Solomon L. Nason (December 16, 1825 - April 1, 1899) was an American farmer and lumberman from Nasonville, Wisconsin who served one term as a Greenback Party member of the Wisconsin State Assembly, representing Clark, Lincoln, Taylor and Wood counties.

== Background ==
Nason was born on December 16, 1825 in Standish, in Cumberland County, Maine, and received a state school education. He became a farmer and lumberman. Nason moved to California in 1849, but returned to Maine in 1853, and in that same year moved to Wisconsin, settling in Wood County, along with his brother, William G. Nason, in the spring of 1855. They settled in the area later known as "Nasonville" (at that time commencing about three or four miles southwest of what was to become Marshfield, and extending towards Maple Works and Neillsville in Clark County) since the Nason brothers had early settled at a site about eleven miles southwest of Marshfield. The Nasons settled permanently in what would later be termed Nasonville proper in September 1856, buying land in Section 5, Town 24 N, Range 2 E (Rock Township), and also buying several adjoining sections. Solomon later donated a portion of this land, on which the hamlet of Lindsey would be erected.

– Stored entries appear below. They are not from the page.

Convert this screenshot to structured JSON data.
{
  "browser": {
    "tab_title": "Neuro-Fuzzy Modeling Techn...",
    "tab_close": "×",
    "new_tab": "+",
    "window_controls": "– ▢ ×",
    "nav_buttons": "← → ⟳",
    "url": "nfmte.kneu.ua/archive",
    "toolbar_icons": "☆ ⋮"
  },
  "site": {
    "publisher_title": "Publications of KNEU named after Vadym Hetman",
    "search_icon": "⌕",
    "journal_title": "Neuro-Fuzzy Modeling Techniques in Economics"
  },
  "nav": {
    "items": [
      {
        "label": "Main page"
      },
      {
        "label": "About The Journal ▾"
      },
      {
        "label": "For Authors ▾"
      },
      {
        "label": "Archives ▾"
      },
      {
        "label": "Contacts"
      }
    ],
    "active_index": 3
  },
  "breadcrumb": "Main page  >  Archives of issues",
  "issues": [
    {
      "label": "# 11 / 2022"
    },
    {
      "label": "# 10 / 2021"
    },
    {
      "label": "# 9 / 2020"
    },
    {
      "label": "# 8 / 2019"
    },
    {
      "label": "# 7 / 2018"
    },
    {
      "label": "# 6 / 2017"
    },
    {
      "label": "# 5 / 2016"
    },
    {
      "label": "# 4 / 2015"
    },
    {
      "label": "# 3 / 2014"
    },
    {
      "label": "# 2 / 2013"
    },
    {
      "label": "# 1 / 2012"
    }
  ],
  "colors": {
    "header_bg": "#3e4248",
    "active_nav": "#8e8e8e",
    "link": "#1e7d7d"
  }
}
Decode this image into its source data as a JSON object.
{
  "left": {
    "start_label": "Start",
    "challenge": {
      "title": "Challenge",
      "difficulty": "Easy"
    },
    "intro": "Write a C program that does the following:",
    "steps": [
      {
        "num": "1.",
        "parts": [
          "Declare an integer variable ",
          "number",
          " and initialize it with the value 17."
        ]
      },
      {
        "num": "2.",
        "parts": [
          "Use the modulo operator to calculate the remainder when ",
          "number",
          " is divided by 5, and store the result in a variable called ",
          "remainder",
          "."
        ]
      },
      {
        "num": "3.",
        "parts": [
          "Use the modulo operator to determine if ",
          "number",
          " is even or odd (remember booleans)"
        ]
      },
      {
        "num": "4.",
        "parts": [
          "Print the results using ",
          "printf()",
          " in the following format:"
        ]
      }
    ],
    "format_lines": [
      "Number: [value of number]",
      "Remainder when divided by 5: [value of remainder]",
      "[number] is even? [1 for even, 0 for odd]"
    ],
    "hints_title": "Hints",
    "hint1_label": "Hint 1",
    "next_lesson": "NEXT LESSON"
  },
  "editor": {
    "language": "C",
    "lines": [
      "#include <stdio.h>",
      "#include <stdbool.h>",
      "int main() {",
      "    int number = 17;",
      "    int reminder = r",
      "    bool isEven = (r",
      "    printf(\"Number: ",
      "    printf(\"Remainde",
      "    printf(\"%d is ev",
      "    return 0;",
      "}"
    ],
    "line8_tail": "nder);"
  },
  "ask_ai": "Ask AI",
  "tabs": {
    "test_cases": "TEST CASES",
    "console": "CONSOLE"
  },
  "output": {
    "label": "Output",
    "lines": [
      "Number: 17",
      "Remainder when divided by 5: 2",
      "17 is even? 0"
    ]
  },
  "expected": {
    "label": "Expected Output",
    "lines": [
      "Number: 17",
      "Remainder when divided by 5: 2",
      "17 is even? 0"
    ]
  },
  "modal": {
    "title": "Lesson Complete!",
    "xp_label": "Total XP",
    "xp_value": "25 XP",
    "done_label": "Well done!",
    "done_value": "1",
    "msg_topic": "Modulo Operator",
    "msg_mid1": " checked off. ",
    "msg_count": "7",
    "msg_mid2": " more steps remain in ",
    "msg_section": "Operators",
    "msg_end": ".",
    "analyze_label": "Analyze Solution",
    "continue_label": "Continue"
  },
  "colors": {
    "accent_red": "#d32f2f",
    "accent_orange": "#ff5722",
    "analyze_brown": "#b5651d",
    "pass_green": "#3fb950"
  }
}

Solomon Nason established and kept a store in Nasonville, and when a Nasonville post office was established was appointed postmaster in 1859, serving in that capacity until 1878.

== Public service ==
At the time of his election to the assembly, Solomon Nason had played a leading part in the organization of the Town of Lincoln and had been the chairman of the board of supervisors for eight years, and county commissioner of Wood County under the commissioner system (which was in force from January, 1862 to March, 1870) for two years.

== Legislative service ==
Nason was nominated by the Greenbacks in 1877, and was elected to the Assembly without opposition, with 2,923 votes. (Republican incumbent Freeman Lindsay was not a candidate.) He was assigned to the standing committee on state lands. He was not a candidate for re-election, and the seat was taken by Republican Niran Withee.